The Science of Spying, an interactive exhibition devoted to modern espionage designed for children, held in London at the Science Museum and in the US at the Children’s Museum of Indianapolis.
The Science of Spying, an interactive exhibition devoted to modern espionage designed for children, was held in London at the Science Museum and in the US at the Children’s Museum of Indianapolis afterwards.
Designing an exhibition that will travel throughout the world has meant ensuring content is not specific to the UK and also making sure each element is as durable as possible. The duplicate 750 sq m show has been designed for maximum flexibility, offering an insight into spying techniques and exploring issues surrounding identity in modern society.

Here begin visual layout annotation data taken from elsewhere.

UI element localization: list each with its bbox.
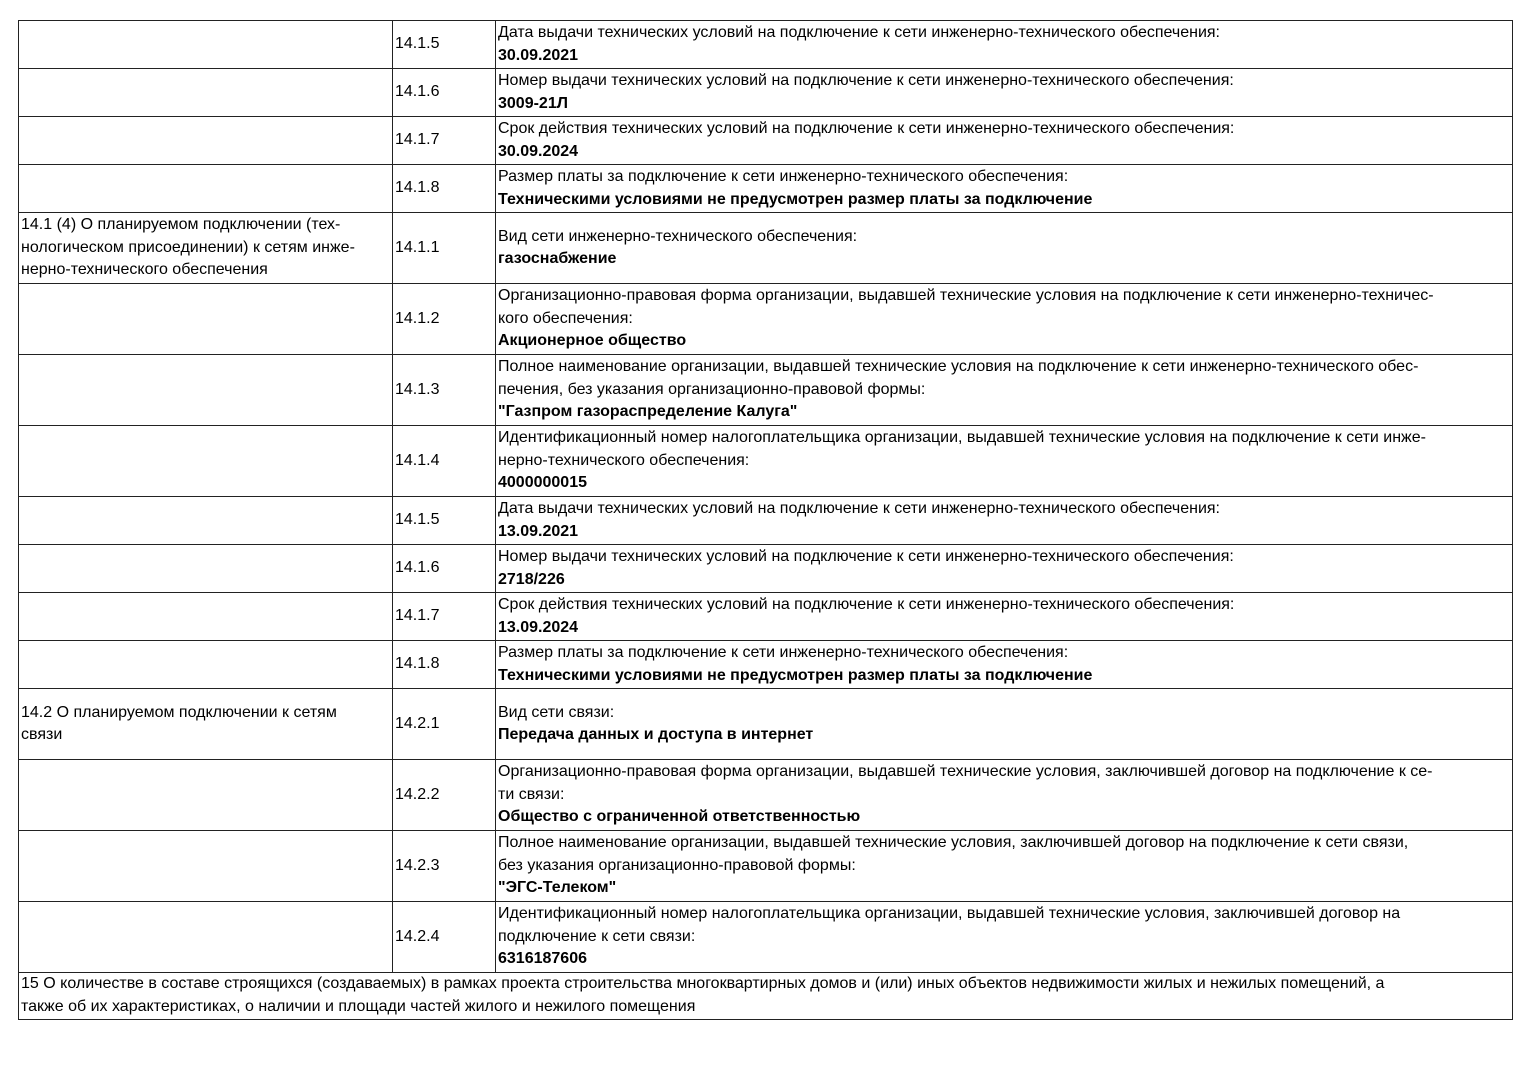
section-title-line: связи (21, 726, 63, 743)
table-row (19, 545, 1513, 593)
item-description-cell (496, 21, 1513, 69)
item-code: 14.1.6 (395, 83, 440, 101)
item-code-cell (393, 689, 496, 760)
item-code-cell (393, 21, 496, 69)
section-cell (19, 284, 393, 355)
item-description-line: Идентификационный номер налогоплательщика организации, выдавшей технические условия на подключение к сети инже- (498, 429, 1426, 447)
item-description-line: ти связи: (498, 785, 565, 803)
item-code-cell (393, 355, 496, 426)
item-code-cell (393, 426, 496, 497)
item-code: 14.1.4 (395, 451, 440, 469)
item-code-cell (393, 831, 496, 902)
table-row (19, 426, 1513, 497)
section-title-line: нерно-технического обеспечения (21, 261, 268, 279)
table-row (19, 497, 1513, 545)
item-value: "ЭГС-Телеком" (498, 879, 617, 897)
item-description-line: Вид сети связи: (498, 703, 615, 721)
item-code: 14.2.3 (395, 856, 440, 874)
table-row-section-15 (19, 973, 1513, 1020)
item-description-cell (496, 641, 1513, 689)
section-title-line: 15 О количестве в составе строящихся (создаваемых) в рамках проекта строительства многоквартирных домов и (или) иных объектов недвижимости жилых и нежилых помещений, а (21, 975, 1385, 992)
item-code: 14.1.7 (395, 131, 440, 149)
item-description-line: Номер выдачи технических условий на подключение к сети инженерно-технического обеспечения: (498, 72, 1234, 89)
item-value: Акционерное общество (498, 332, 687, 350)
item-description-line: Номер выдачи технических условий на подключение к сети инженерно-технического обеспечения: (498, 548, 1234, 565)
item-description-cell (496, 902, 1513, 973)
item-description-cell (496, 165, 1513, 213)
item-code: 14.1.7 (395, 607, 440, 625)
item-code: 14.1.5 (395, 35, 440, 53)
item-code: 14.1.2 (395, 309, 440, 327)
item-code-cell (393, 593, 496, 641)
item-description-line: Полное наименование организации, выдавшей технические условия, заключившей договор на подключение к сети связи, (498, 834, 1409, 852)
item-description-line: Дата выдачи технических условий на подключение к сети инженерно-технического обеспечения: (498, 24, 1220, 41)
table-row (19, 117, 1513, 165)
table-row (19, 593, 1513, 641)
item-description-cell (496, 545, 1513, 593)
section-cell (19, 545, 393, 593)
item-value: газоснабжение (498, 250, 617, 267)
item-description-cell (496, 689, 1513, 760)
item-code: 14.1.8 (395, 655, 440, 673)
item-value: 30.09.2024 (498, 142, 579, 160)
section-cell (19, 689, 393, 760)
item-description-cell (496, 355, 1513, 426)
item-code-cell (393, 641, 496, 689)
section-cell (19, 213, 393, 284)
item-description-line: Идентификационный номер налогоплательщика организации, выдавшей технические условия, заключившей договор на (498, 905, 1401, 923)
item-code-cell (393, 545, 496, 593)
section-title-line: нологическом присоединении) к сетям инже- (21, 238, 355, 256)
item-value: 4000000015 (498, 474, 587, 492)
section-cell (19, 497, 393, 545)
section-cell (19, 69, 393, 117)
item-code: 14.1.1 (395, 238, 440, 256)
item-code: 14.1.5 (395, 511, 440, 529)
item-description-cell (496, 117, 1513, 165)
item-code: 14.1.6 (395, 559, 440, 577)
item-description-line: подключение к сети связи: (498, 927, 696, 945)
item-description-line: Вид сети инженерно-технического обеспечения: (498, 227, 858, 245)
table-row (19, 284, 1513, 355)
item-description-line: Организационно-правовая форма организации, выдавшей технические условия на подключение к сети инженерно-техничес- (498, 287, 1434, 305)
item-value: 2718/226 (498, 570, 565, 588)
item-description-cell (496, 760, 1513, 831)
item-description-cell (496, 497, 1513, 545)
table-row (19, 355, 1513, 426)
section-cell (19, 593, 393, 641)
table-row (19, 213, 1513, 284)
item-code-cell (393, 165, 496, 213)
table-row (19, 689, 1513, 760)
item-code: 14.2.4 (395, 927, 440, 945)
item-value: Передача данных и доступа в интернет (498, 726, 814, 743)
item-code: 14.2.1 (395, 714, 440, 732)
table-row (19, 831, 1513, 902)
item-description-line: Дата выдачи технических условий на подключение к сети инженерно-технического обеспечения: (498, 500, 1220, 517)
item-description-cell (496, 426, 1513, 497)
item-value: Общество с ограниченной ответственностью (498, 808, 861, 826)
item-value: 3009-21Л (498, 94, 568, 112)
section-cell (19, 165, 393, 213)
item-description-line: кого обеспечения: (498, 309, 633, 327)
section-cell (19, 641, 393, 689)
item-value: 6316187606 (498, 950, 587, 968)
table-row (19, 760, 1513, 831)
section-15-cell (19, 973, 1513, 1020)
section-cell (19, 831, 393, 902)
item-code-cell (393, 69, 496, 117)
section-cell (19, 117, 393, 165)
section-cell (19, 760, 393, 831)
section-cell (19, 902, 393, 973)
item-description-cell (496, 69, 1513, 117)
item-description-cell (496, 593, 1513, 641)
item-description-cell (496, 831, 1513, 902)
disclosure-table (18, 20, 1513, 1020)
item-description-line: печения, без указания организационно-правовой формы: (498, 380, 926, 398)
item-description-line: Срок действия технических условий на подключение к сети инженерно-технического обеспечения: (498, 596, 1235, 613)
table-row (19, 902, 1513, 973)
item-code-cell (393, 284, 496, 355)
item-value: 13.09.2024 (498, 618, 579, 636)
section-cell (19, 426, 393, 497)
item-description-cell (496, 284, 1513, 355)
item-value: Техническими условиями не предусмотрен размер платы за подключение (498, 666, 1093, 684)
item-description-cell (496, 213, 1513, 284)
section-title-line: 14.2 О планируемом подключении к сетям (21, 703, 337, 721)
item-code-cell (393, 117, 496, 165)
item-code-cell (393, 902, 496, 973)
item-code-cell (393, 497, 496, 545)
section-title-line: также об их характеристиках, о наличии и площади частей жилого и нежилого помещения (21, 997, 696, 1015)
section-cell (19, 355, 393, 426)
item-description-line: Размер платы за подключение к сети инженерно-технического обеспечения: (498, 168, 1069, 185)
item-value: "Газпром газораспределение Калуга" (498, 403, 798, 421)
item-code: 14.1.3 (395, 380, 440, 398)
item-code-cell (393, 213, 496, 284)
item-description-line: Размер платы за подключение к сети инженерно-технического обеспечения: (498, 644, 1069, 661)
table-row (19, 641, 1513, 689)
item-code: 14.2.2 (395, 785, 440, 803)
item-description-line: без указания организационно-правовой формы: (498, 856, 856, 874)
table-row (19, 21, 1513, 69)
item-description-line: Полное наименование организации, выдавшей технические условия на подключение к сети инженерно-технического обес- (498, 358, 1419, 376)
item-value: Техническими условиями не предусмотрен размер платы за подключение (498, 190, 1093, 208)
table-row (19, 165, 1513, 213)
item-value: 30.09.2021 (498, 46, 579, 64)
item-description-line: нерно-технического обеспечения: (498, 451, 750, 469)
item-description-line: Срок действия технических условий на подключение к сети инженерно-технического обеспечения: (498, 120, 1235, 137)
item-code-cell (393, 760, 496, 831)
item-description-line: Организационно-правовая форма организации, выдавшей технические условия, заключившей договор на подключение к се- (498, 763, 1433, 781)
table-row (19, 69, 1513, 117)
section-title-line: 14.1 (4) О планируемом подключении (тех- (21, 216, 341, 234)
item-value: 13.09.2021 (498, 522, 579, 540)
item-code: 14.1.8 (395, 179, 440, 197)
section-cell (19, 21, 393, 69)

Jump Studios won the job in a competitive pitch on the basis of the strong conceptual approach to the brief. Commissioned by the Science Museum’s exhibition arm The Science of…, the exhibition was arranged into seven zones, which took visitors through a spy mission from initial recruitment to final escape from a hostile facility.
The experience begins in the ticketing area outside the exhibition, known as the Recruitment zone, designed to resemble an innocuous street scene with magazine stands acting as ticket booths. The main entrance doors are disguised by industrial PVC strip curtains inset with three phone boxes with false backs.
Once inside, visitors are confronted by the Spy Skills zone, designed as an area to test nine core requirements to be a professional spy. A series of free-standing units finished in primary colours and shaped like Tetris blocks contain a range of puzzles both physical and digital. A maze of interactives are negotiated, encompassing such activities as dressing up, sifting through rubbish for clues and lock-picking.
The use of lightboxes and shadow effect graphics are intended to make it feel as if the zone is being negotiated by torchlight, reinforced by a lighting design using torch-like fittings.
Spy Tech is the third zone, which plays with concepts of scale with three main units: a giant computer, two surveillance vans and an array oversized illuminated keyboard keys, which vibrate and play harmonizing noises when sat upon.